Я слушал его молча, но уже с интересом. Что-то было в этом старике (это я решил, что он старик) притягательного, несмотря на грубоватость и назойливость. По меньшей мере, мне нравилась его непосредственность и подтрунивание над собой, над хирургами, над всем и вся.

– После окончания школы! – продолжил дед. – Эти звери лишили меня аппендикса. Якобы мне та операция была нужна! А я полагаю, они на мне студентов дрессировали! Думаете, на том закончилось? Нет! Они забыли во мне свой тампон! Ходят вокруг и удивляются под плач моей матери: «Как же так? Как же так? Всё хорошо, а ему плохо!» Но мне ещё повезло, поскольку один из них очень решительным оказался. Раз! И я опять на разделочном столе! Разрезали меня, и что-то достали. Хотя не удивлюсь, если заодно еще что-нибудь, на их вкус, оттяпали! Но я пошёл-таки на поправку! – дед опять сдержанно захихикал, вспоминая свою историю.
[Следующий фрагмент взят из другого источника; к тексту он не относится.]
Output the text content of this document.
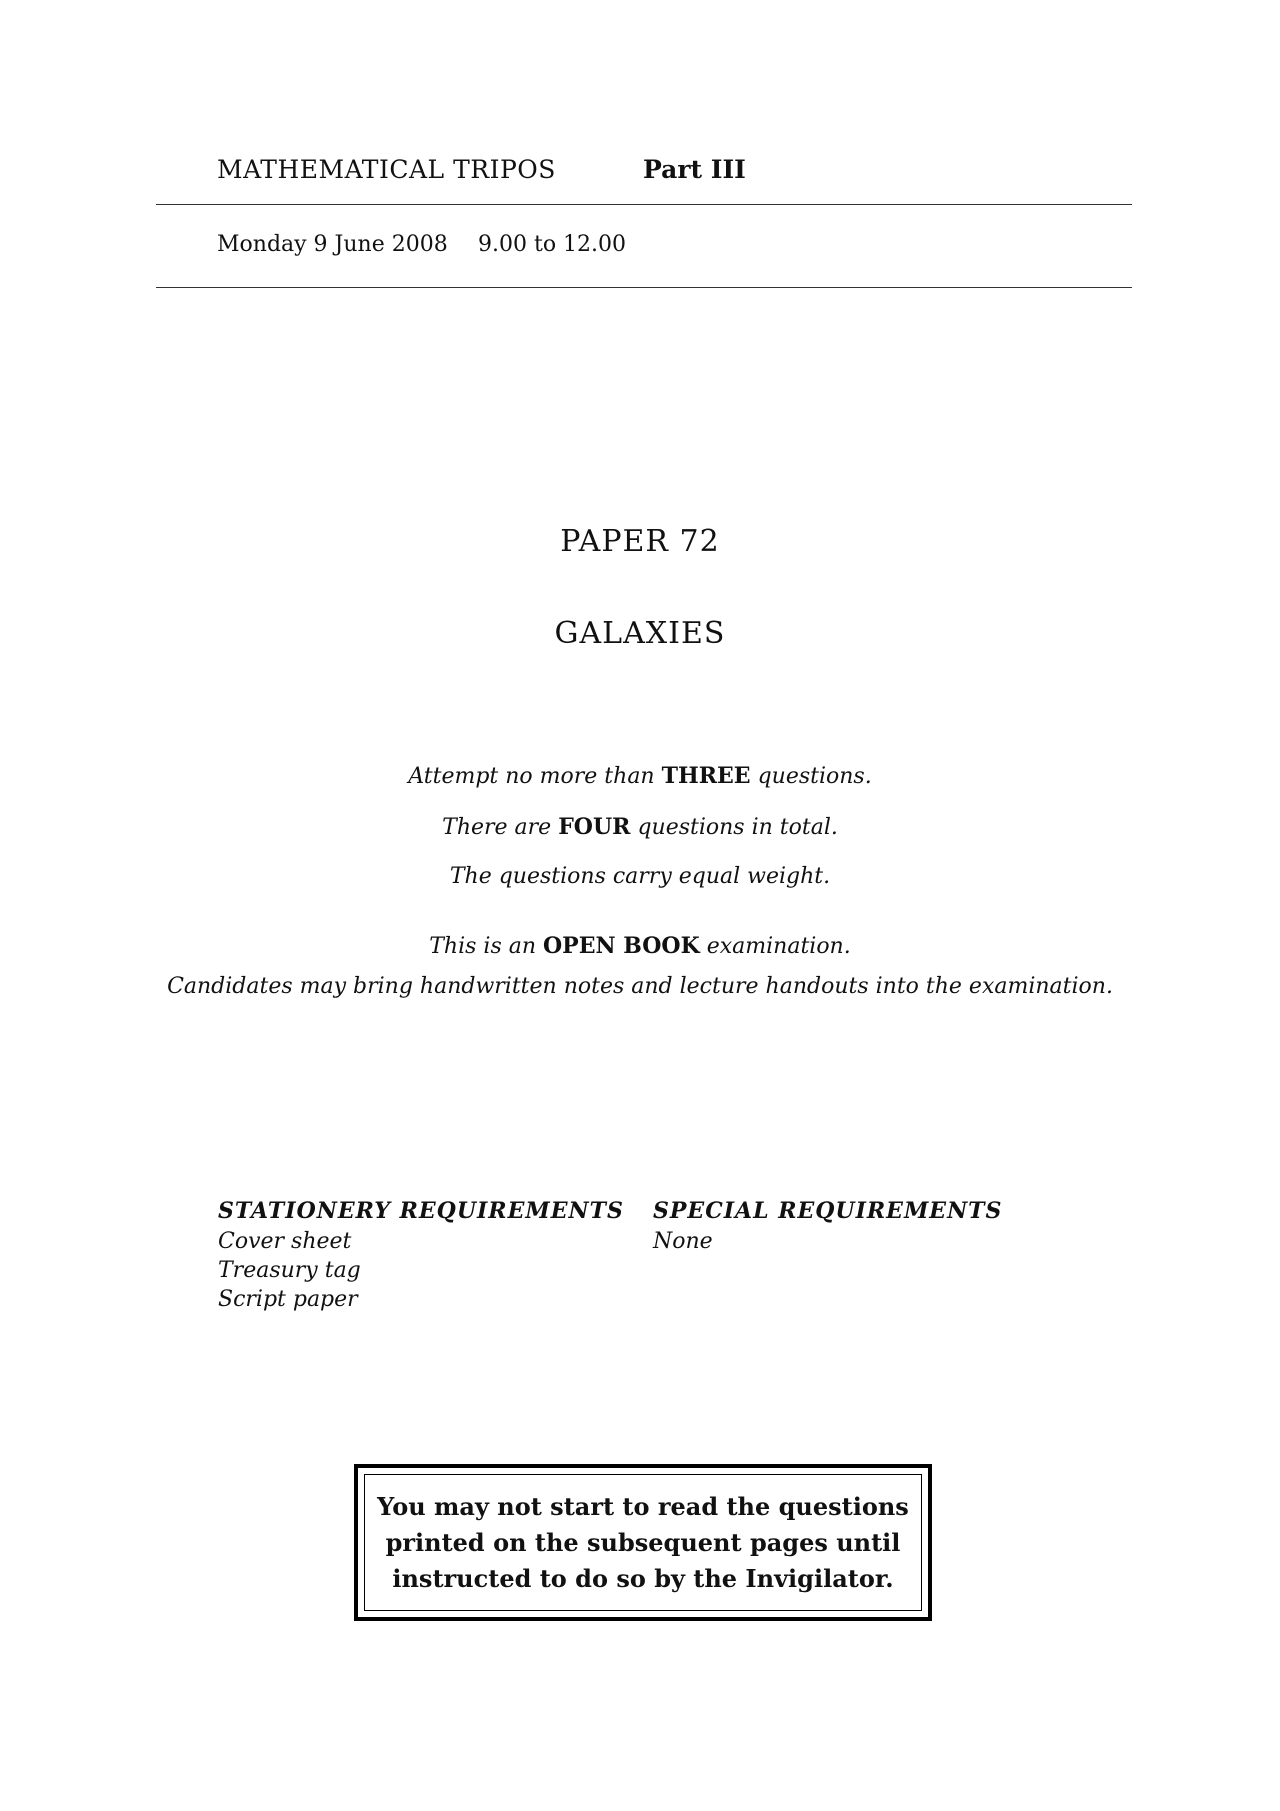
MATHEMATICAL TRIPOS	Part III
Monday 9 June 2008 9.00 to 12.00
PAPER 72
GALAXIES
Attempt no more than THREE questions.
There are FOUR questions in total.
The questions carry equal weight.
This is an OPEN BOOK examination.
Candidates may bring handwritten notes and lecture handouts into the examination.
STATIONERY REQUIREMENTS
Cover sheet
Treasury tag
Script paper
SPECIAL REQUIREMENTS
None
You may not start to read the questions
printed on the subsequent pages until
instructed to do so by the Invigilator.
Я лежал молча, ожидая уже неминуемого, как понял, продолжения. И не ошибся.

– Потом удалили еще какую-то пакость! С голосовых связок! После того я десятки лет задыхаюсь от непонятной слизи, перекрывающей дыхательное горло. Но у них ответ один: «Всё у вас хорошо, всё чисто!» А то, что я задыхаюсь, что ни день, по-ихнему, пустяки, на которые внимания обращать не следует! Это у них – не объективно!